When Mary Pipher set out to write this book she expected to find that the greatest difference between baby boomers and their parents would lie in their comfort with technology. Cable TV with remote control, compact disc changers, VCRs, cell phones, and, most of all, computers have only come into widespread use in the last twenty years.

Pipher was surprised to find she was wrong - and she was honest enough to admit it. Although ease with technology often separates the generations, the true "great divide" is psychology. The post-war generation is psychologically-minded in a way that no previous generation has been. We (I was born in 1958) express our feelings, we "share," we devour self-help books, we go to therapy and 12-step programs, we speak readily of denial, repression, self-esteem, and Freudian slips. Those raised before the war, by contrast, were taught not to express their feelings, not to "air their dirty laundry" in public. They learned stoicism, self-reliance, and self-sacrifice - virtues now widely regarded as outmoded and even dangerous.

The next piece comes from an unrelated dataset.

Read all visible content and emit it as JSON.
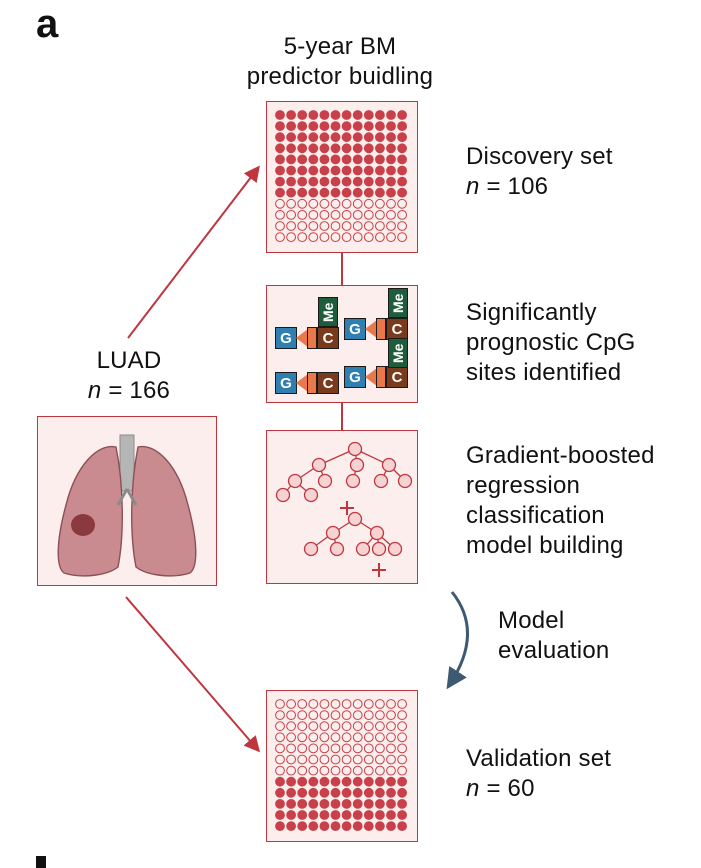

Pipher's book helps baby boomers understand - and appreciate - the virtues and values of our aging parents. It is a warm-hearted book, tinged with Pipher's nostalgia for a life that was slower and simpler, and afforded more opportunities for contact with extended, multi-generational families. In a time when geography and lifestyle wedge the generations farther apart, Pipher holds out the hope that our parents may still teach us and our children wise lessons about life.